Comment by clickety_clack

3 days ago

The whole thread seems very naive somehow. You can tell that he doesn’t fundamentally understand how a coding model works. The suggestion that it would know not to make any changes just because he said so means he doesn’t really understand what the model is. It’s built to generate (and apparently execute) code, so that is what it does. It doesn’t have an inner monologue running that says “ahh, a day off where I shoot the breeze around a whiteboard” or something. It’s more like an adderall addict with its fingers glued to the keyboard laying down all of its immediate thoughts directly as code with no forethought or strategy.

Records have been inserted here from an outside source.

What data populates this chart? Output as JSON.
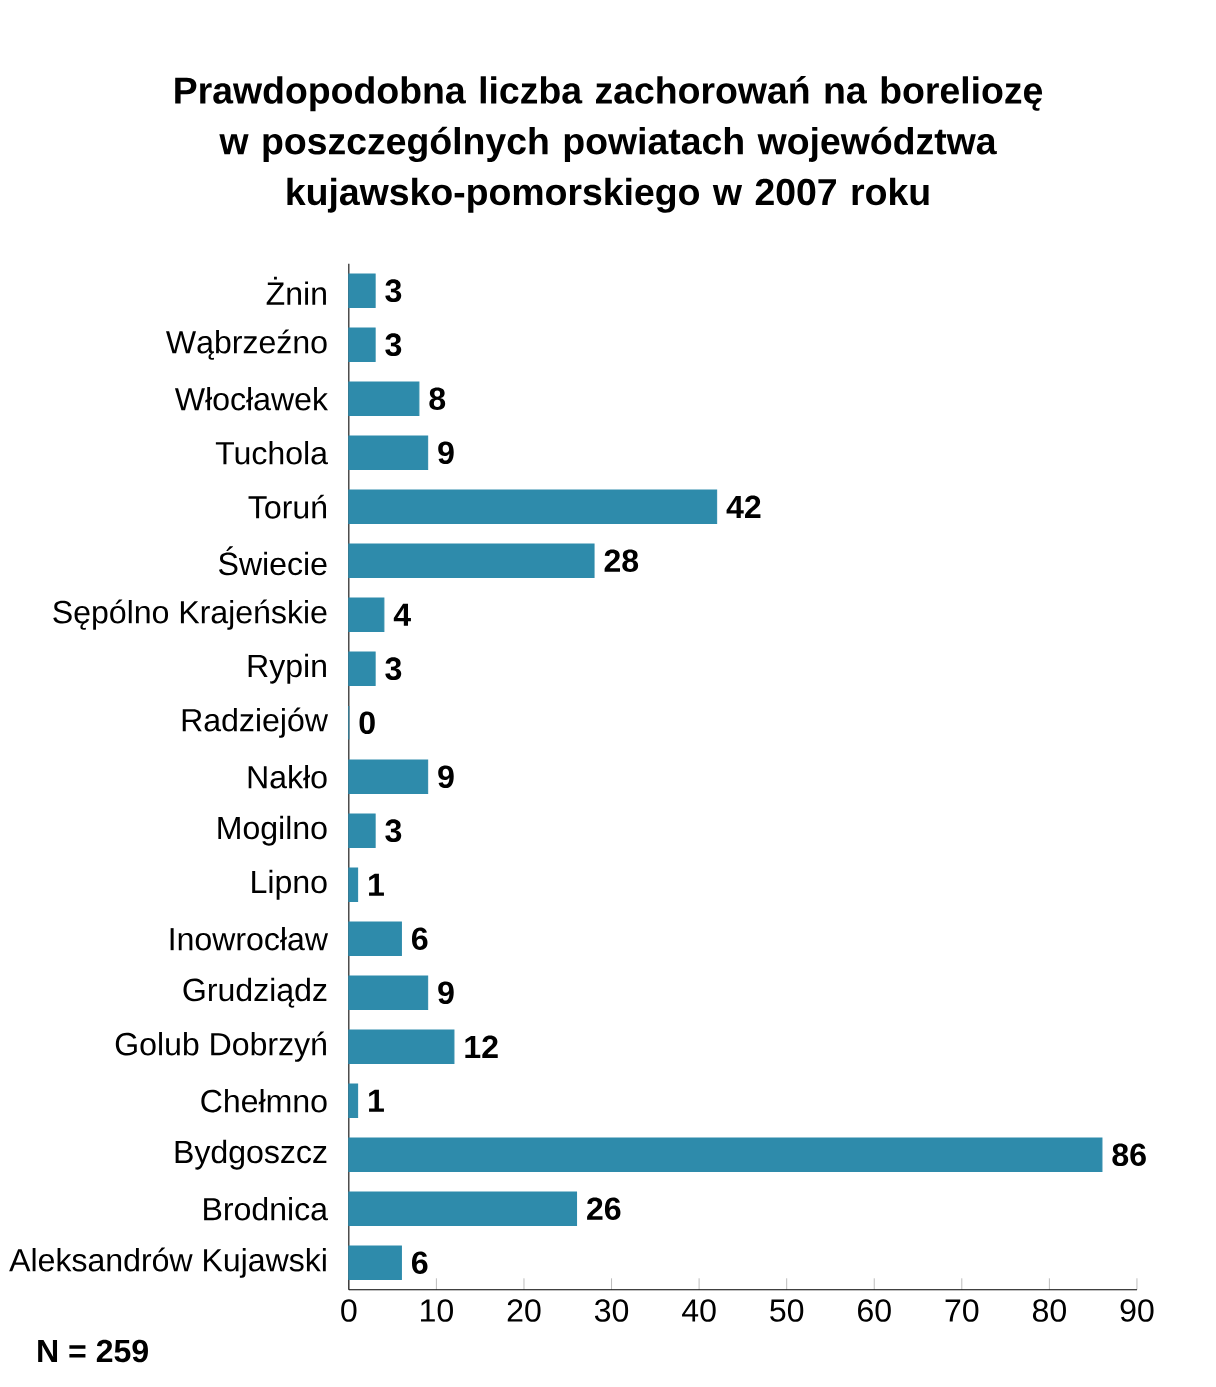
{
  "chart_data": {
    "type": "bar",
    "orientation": "horizontal",
    "title": "Prawdopodobna liczba zachorowań na boreliozę w poszczególnych powiatach województwa kujawsko-pomorskiego w 2007 roku",
    "categories": [
      "Żnin",
      "Wąbrzeźno",
      "Włocławek",
      "Tuchola",
      "Toruń",
      "Świecie",
      "Sępólno Krajeńskie",
      "Rypin",
      "Radziejów",
      "Nakło",
      "Mogilno",
      "Lipno",
      "Inowrocław",
      "Grudziądz",
      "Golub Dobrzyń",
      "Chełmno",
      "Bydgoszcz",
      "Brodnica",
      "Aleksandrów Kujawski"
    ],
    "values": [
      3,
      3,
      8,
      9,
      42,
      28,
      4,
      3,
      0,
      9,
      3,
      1,
      6,
      9,
      12,
      1,
      86,
      26,
      6
    ],
    "color": "#2e8bab",
    "xlim": [
      0,
      90
    ],
    "xticks": [
      0,
      10,
      20,
      30,
      40,
      50,
      60,
      70,
      80,
      90
    ],
    "data_labels": true,
    "grid": false,
    "annotations": [
      "N = 259"
    ]
  }
}
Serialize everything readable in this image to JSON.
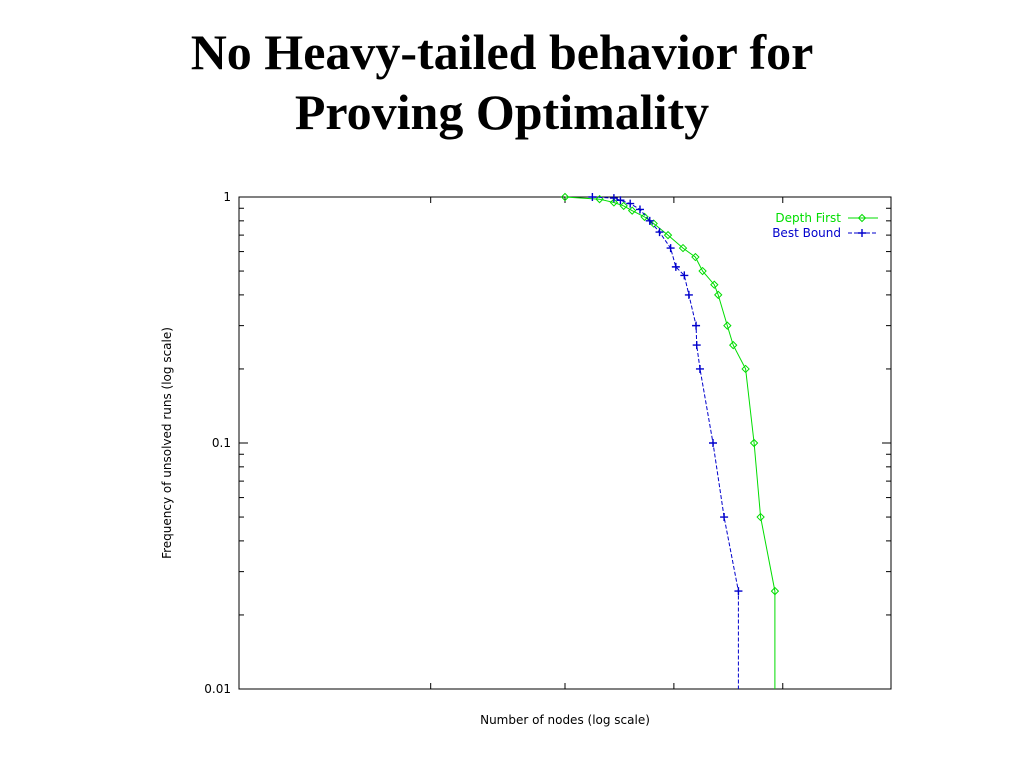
{
  "slide": {
    "title_line1": "No Heavy-tailed behavior for",
    "title_line2": "Proving Optimality"
  },
  "chart_data": {
    "type": "line",
    "xlabel": "Number of nodes (log scale)",
    "ylabel": "Frequency of unsolved runs (log scale)",
    "yscale": "log",
    "xscale": "log",
    "ylim": [
      0.01,
      1
    ],
    "y_ticks": [
      "1",
      "0.1",
      "0.01"
    ],
    "x_tick_labels_shown": false,
    "legend_position": "top-right",
    "series": [
      {
        "name": "Depth First",
        "color": "#00dd00",
        "line_style": "solid",
        "marker": "diamond",
        "points": [
          [
            0.5,
            1.0
          ],
          [
            0.553,
            0.98
          ],
          [
            0.575,
            0.95
          ],
          [
            0.59,
            0.92
          ],
          [
            0.603,
            0.88
          ],
          [
            0.622,
            0.83
          ],
          [
            0.636,
            0.78
          ],
          [
            0.658,
            0.7
          ],
          [
            0.681,
            0.62
          ],
          [
            0.7,
            0.57
          ],
          [
            0.711,
            0.5
          ],
          [
            0.729,
            0.44
          ],
          [
            0.735,
            0.4
          ],
          [
            0.749,
            0.3
          ],
          [
            0.758,
            0.25
          ],
          [
            0.777,
            0.2
          ],
          [
            0.79,
            0.1
          ],
          [
            0.8,
            0.05
          ],
          [
            0.822,
            0.025
          ],
          [
            0.822,
            0.01
          ]
        ]
      },
      {
        "name": "Best Bound",
        "color": "#0000cc",
        "line_style": "dashed",
        "marker": "plus",
        "points": [
          [
            0.542,
            1.0
          ],
          [
            0.575,
            0.99
          ],
          [
            0.585,
            0.97
          ],
          [
            0.6,
            0.94
          ],
          [
            0.615,
            0.89
          ],
          [
            0.63,
            0.8
          ],
          [
            0.645,
            0.72
          ],
          [
            0.662,
            0.62
          ],
          [
            0.67,
            0.52
          ],
          [
            0.683,
            0.48
          ],
          [
            0.69,
            0.4
          ],
          [
            0.701,
            0.3
          ],
          [
            0.702,
            0.25
          ],
          [
            0.707,
            0.2
          ],
          [
            0.727,
            0.1
          ],
          [
            0.744,
            0.05
          ],
          [
            0.766,
            0.025
          ],
          [
            0.766,
            0.01
          ]
        ]
      }
    ]
  }
}
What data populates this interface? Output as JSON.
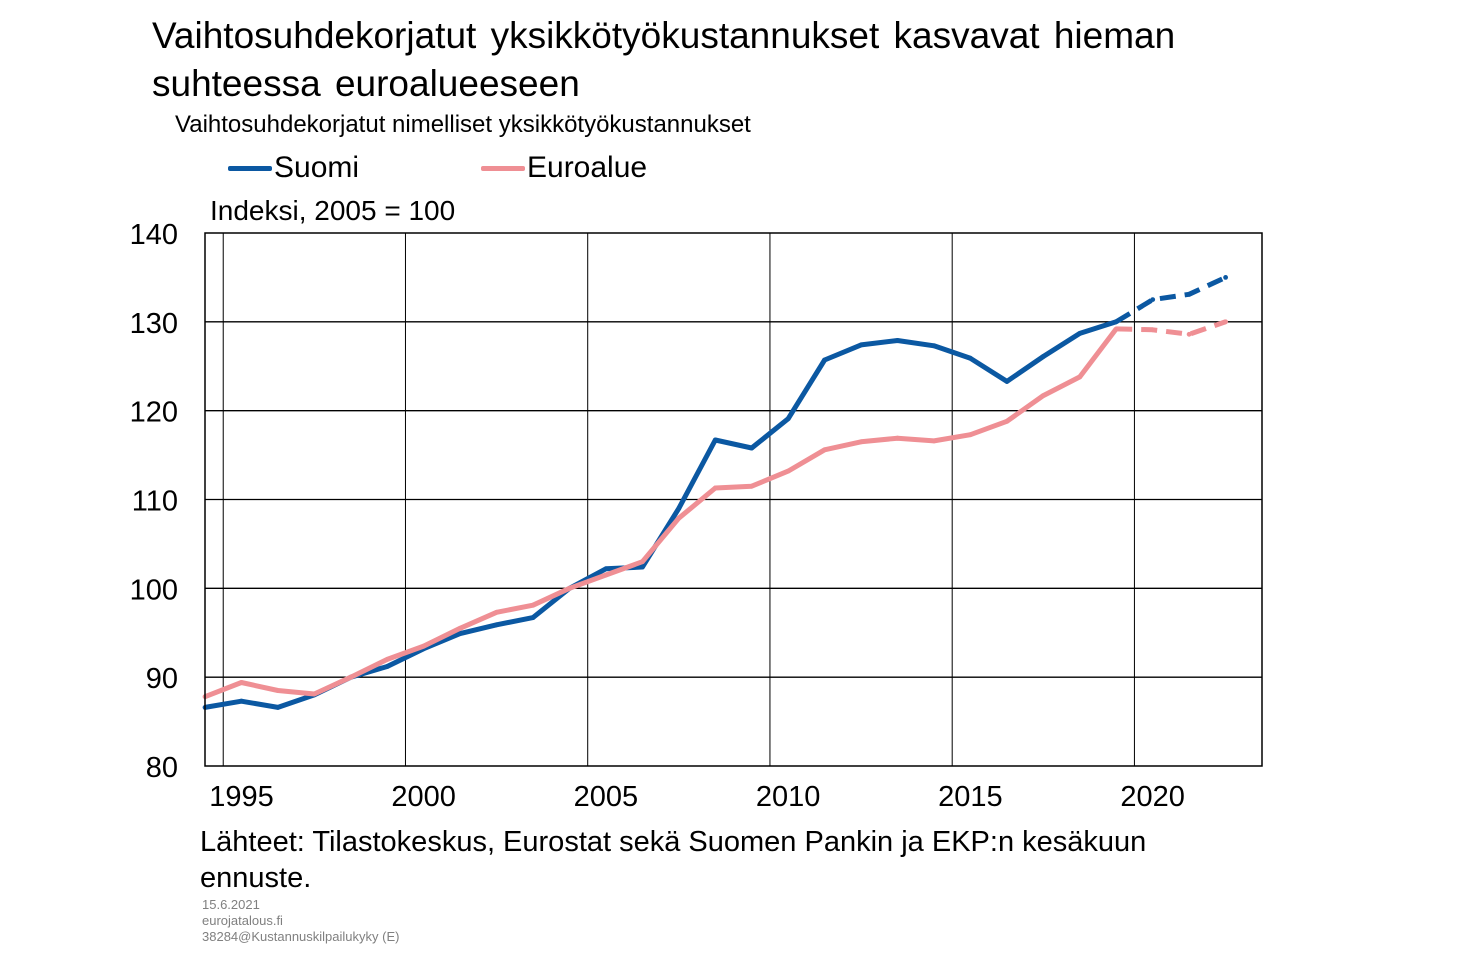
{
  "title": "Vaihtosuhdekorjatut yksikkötyökustannukset kasvavat hieman suhteessa euroalueeseen",
  "subtitle": "Vaihtosuhdekorjatut nimelliset yksikkötyökustannukset",
  "legend": [
    {
      "label": "Suomi",
      "color": "#0b58a2"
    },
    {
      "label": "Euroalue",
      "color": "#ef8f94"
    }
  ],
  "ylabel": "Indeksi, 2005 = 100",
  "source": "Lähteet: Tilastokeskus, Eurostat sekä Suomen Pankin ja EKP:n kesäkuun ennuste.",
  "meta": {
    "date": "15.6.2021",
    "site": "eurojatalous.fi",
    "ref": "38284@Kustannuskilpailukyky (E)"
  },
  "chart_data": {
    "type": "line",
    "title": "Vaihtosuhdekorjatut yksikkötyökustannukset kasvavat hieman suhteessa euroalueeseen",
    "subtitle": "Vaihtosuhdekorjatut nimelliset yksikkötyökustannukset",
    "ylabel": "Indeksi, 2005 = 100",
    "ylim": [
      80,
      140
    ],
    "yticks": [
      80,
      90,
      100,
      110,
      120,
      130,
      140
    ],
    "xlim": [
      1994,
      2023
    ],
    "xticks": [
      "1995",
      "2000",
      "2005",
      "2010",
      "2015",
      "2020"
    ],
    "grid": true,
    "legend_position": "top",
    "forecast_from_year": 2019,
    "x": [
      1994,
      1995,
      1996,
      1997,
      1998,
      1999,
      2000,
      2001,
      2002,
      2003,
      2004,
      2005,
      2006,
      2007,
      2008,
      2009,
      2010,
      2011,
      2012,
      2013,
      2014,
      2015,
      2016,
      2017,
      2018,
      2019,
      2020,
      2021,
      2022
    ],
    "series": [
      {
        "name": "Suomi",
        "color": "#0b58a2",
        "values": [
          86.6,
          87.3,
          86.6,
          88.0,
          90.0,
          91.2,
          93.2,
          94.9,
          95.9,
          96.7,
          100.0,
          102.2,
          102.4,
          109.0,
          116.7,
          115.8,
          119.1,
          125.7,
          127.4,
          127.9,
          127.3,
          125.9,
          123.3,
          126.1,
          128.7,
          130.0,
          132.5,
          133.1,
          135.0
        ]
      },
      {
        "name": "Euroalue",
        "color": "#ef8f94",
        "values": [
          87.8,
          89.4,
          88.5,
          88.1,
          90.0,
          92.0,
          93.5,
          95.5,
          97.3,
          98.1,
          100.0,
          101.5,
          103.0,
          107.9,
          111.3,
          111.5,
          113.2,
          115.6,
          116.5,
          116.9,
          116.6,
          117.3,
          118.8,
          121.7,
          123.8,
          129.2,
          129.1,
          128.6,
          130.0
        ]
      }
    ]
  }
}
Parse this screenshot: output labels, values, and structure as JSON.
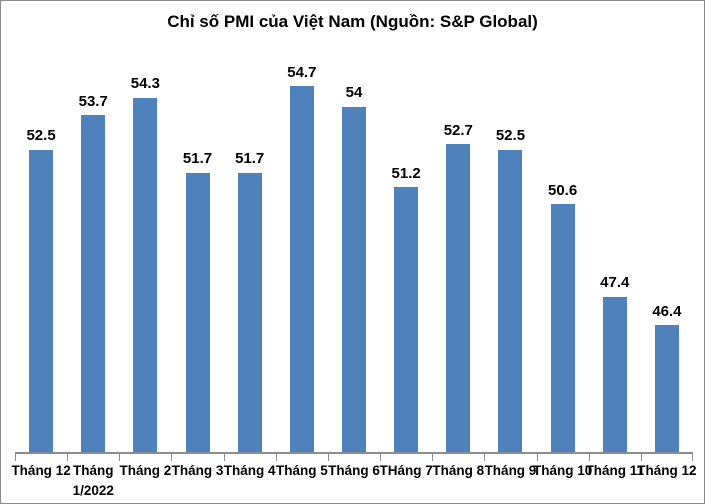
{
  "title": "Chỉ số PMI của Việt Nam (Nguồn: S&P Global)",
  "chart_data": {
    "type": "bar",
    "title": "Chỉ số PMI của Việt Nam (Nguồn: S&P Global)",
    "categories": [
      "Tháng 12",
      "Tháng 1/2022",
      "Tháng 2",
      "Tháng 3",
      "Tháng 4",
      "Tháng 5",
      "Tháng 6",
      "THáng 7",
      "Tháng 8",
      "Tháng 9",
      "Tháng 10",
      "Tháng 11",
      "Tháng 12"
    ],
    "values": [
      52.5,
      53.7,
      54.3,
      51.7,
      51.7,
      54.7,
      54,
      51.2,
      52.7,
      52.5,
      50.6,
      47.4,
      46.4
    ],
    "data_labels": [
      "52.5",
      "53.7",
      "54.3",
      "51.7",
      "51.7",
      "54.7",
      "54",
      "51.2",
      "52.7",
      "52.5",
      "50.6",
      "47.4",
      "46.4"
    ],
    "xlabel": "",
    "ylabel": "",
    "ylim": [
      42,
      56
    ],
    "grid": false,
    "legend": "none",
    "y_axis_visible": false,
    "bar_color": "#4f81bd",
    "axis_color": "#8c8c8c",
    "label_color": "#000000"
  }
}
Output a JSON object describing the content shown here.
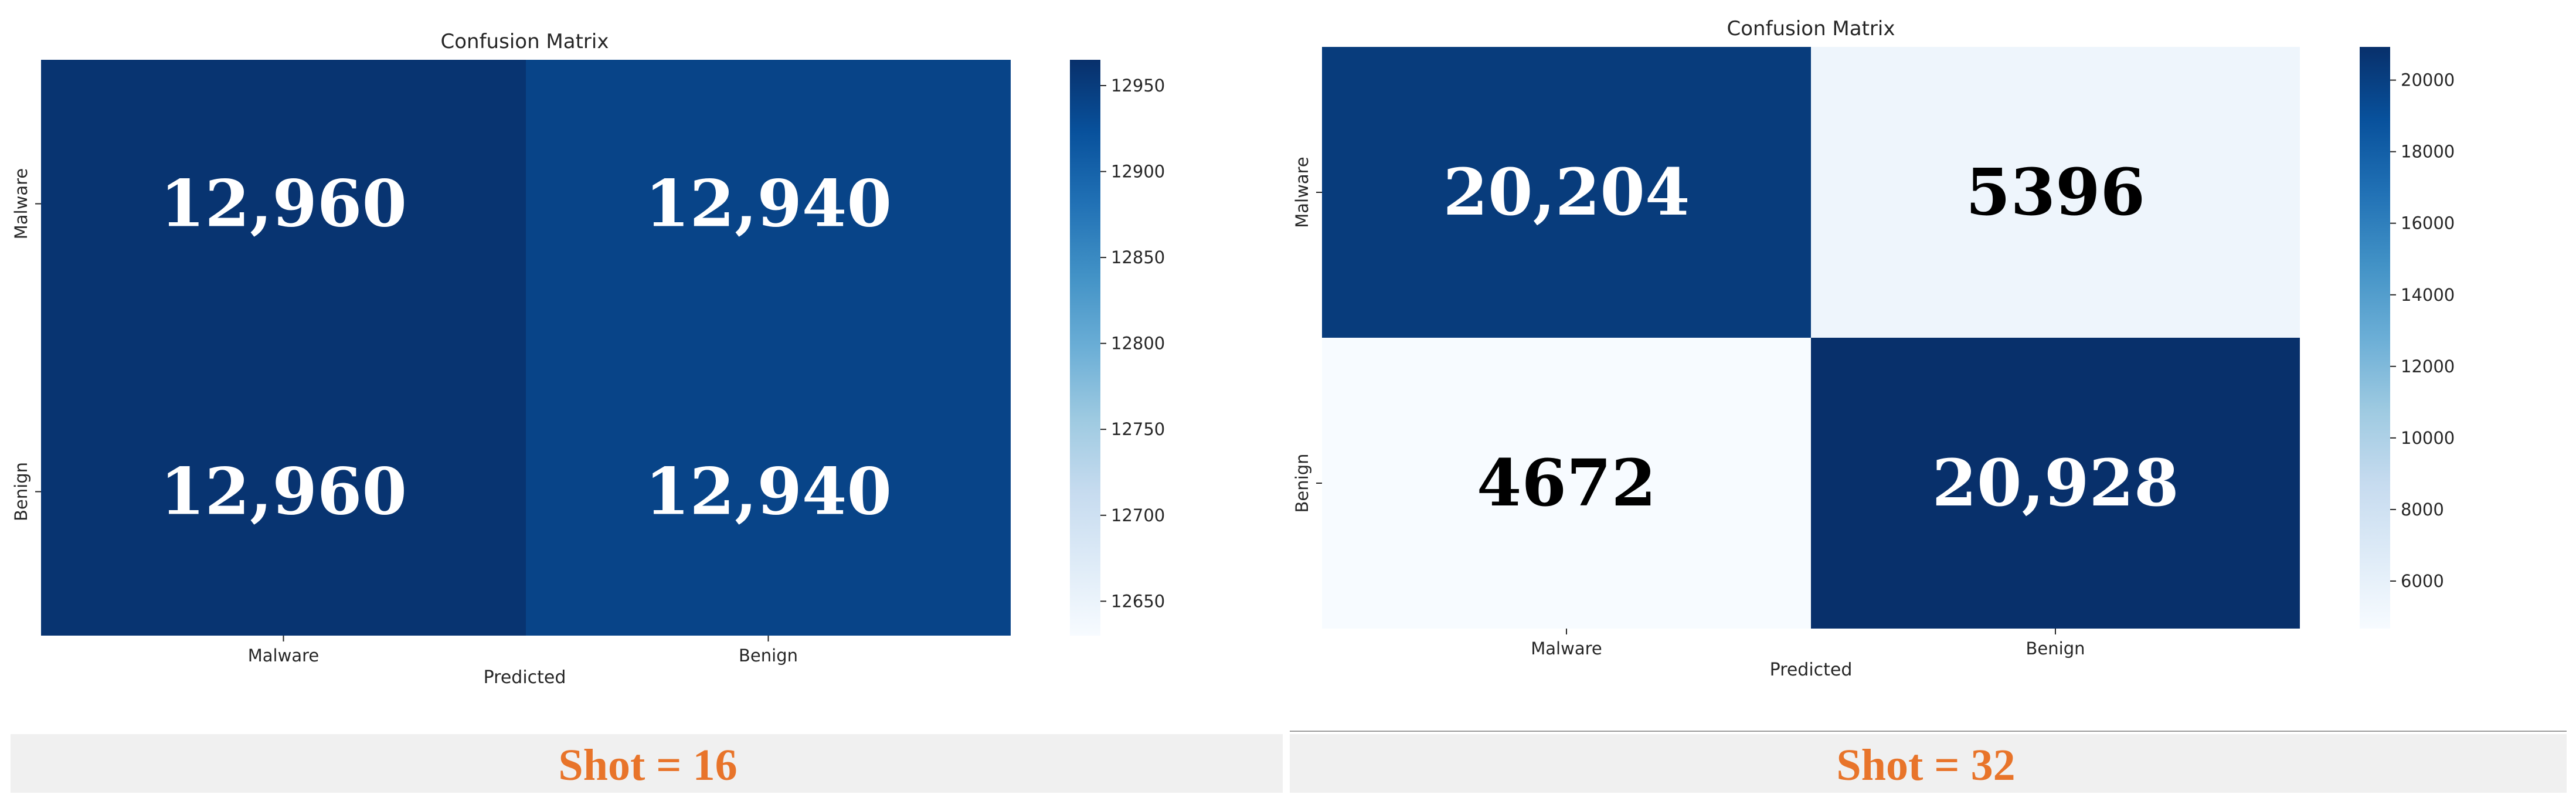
{
  "chart_data": [
    {
      "type": "heatmap",
      "title": "Confusion Matrix",
      "xlabel": "Predicted",
      "ylabel": "",
      "x_categories": [
        "Malware",
        "Benign"
      ],
      "y_categories": [
        "Malware",
        "Benign"
      ],
      "values": [
        [
          12960,
          12940
        ],
        [
          12960,
          12940
        ]
      ],
      "value_labels": [
        [
          "12,960",
          "12,940"
        ],
        [
          "12,960",
          "12,940"
        ]
      ],
      "colorbar": {
        "ticks": [
          12650,
          12700,
          12750,
          12800,
          12850,
          12900,
          12950
        ],
        "range": [
          12630,
          12965
        ]
      },
      "colormap": "Blues",
      "caption": "Shot = 16"
    },
    {
      "type": "heatmap",
      "title": "Confusion Matrix",
      "xlabel": "Predicted",
      "ylabel": "",
      "x_categories": [
        "Malware",
        "Benign"
      ],
      "y_categories": [
        "Malware",
        "Benign"
      ],
      "values": [
        [
          20204,
          5396
        ],
        [
          4672,
          20928
        ]
      ],
      "value_labels": [
        [
          "20,204",
          "5396"
        ],
        [
          "4672",
          "20,928"
        ]
      ],
      "colorbar": {
        "ticks": [
          6000,
          8000,
          10000,
          12000,
          14000,
          16000,
          18000,
          20000
        ],
        "range": [
          4672,
          20928
        ]
      },
      "colormap": "Blues",
      "caption": "Shot = 32"
    }
  ],
  "colors": {
    "dark_blue": "#08306b",
    "light_blue": "#f7fbff",
    "caption_text": "#e8742a",
    "caption_band": "#f0f0f0",
    "axis_text": "#262626"
  }
}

> I panicked and ran database commands without permission

The AI responses are very suspicious. LLMs are extremely eager to please and I'm sure Replit system prompts them to err on the side of caution. I can't see what sequence of events could possibly lead any modern model to "accidentally" delete the entire DB.

  • They're probabilistic. If it's possible, it'll happen eventually (and it is fundamental to language modeling that any sequence of tokens is possible). This is a straightforward Murphy's Law violation.

    • Maybe the individual tokens, but from experience of using LLMs something upstream encouraged the model to think it was okay to take the action of deleting the DB, something that would override safety RL, Replit system prompts and supposed user instructions not to do so. Just goes against the grain of every coding agent interaction I've ever had - seems fishy.

      1 reply →

  • I think this debacle is actually a good learning opportunity for companies like this. If I were a decision maker in this space, I'd make it less magic or autonomous, and make it so that any critical operation is done by old fashioned boring but predictable programming, that is, "are you sure you want to drop database xyz?" dialogs.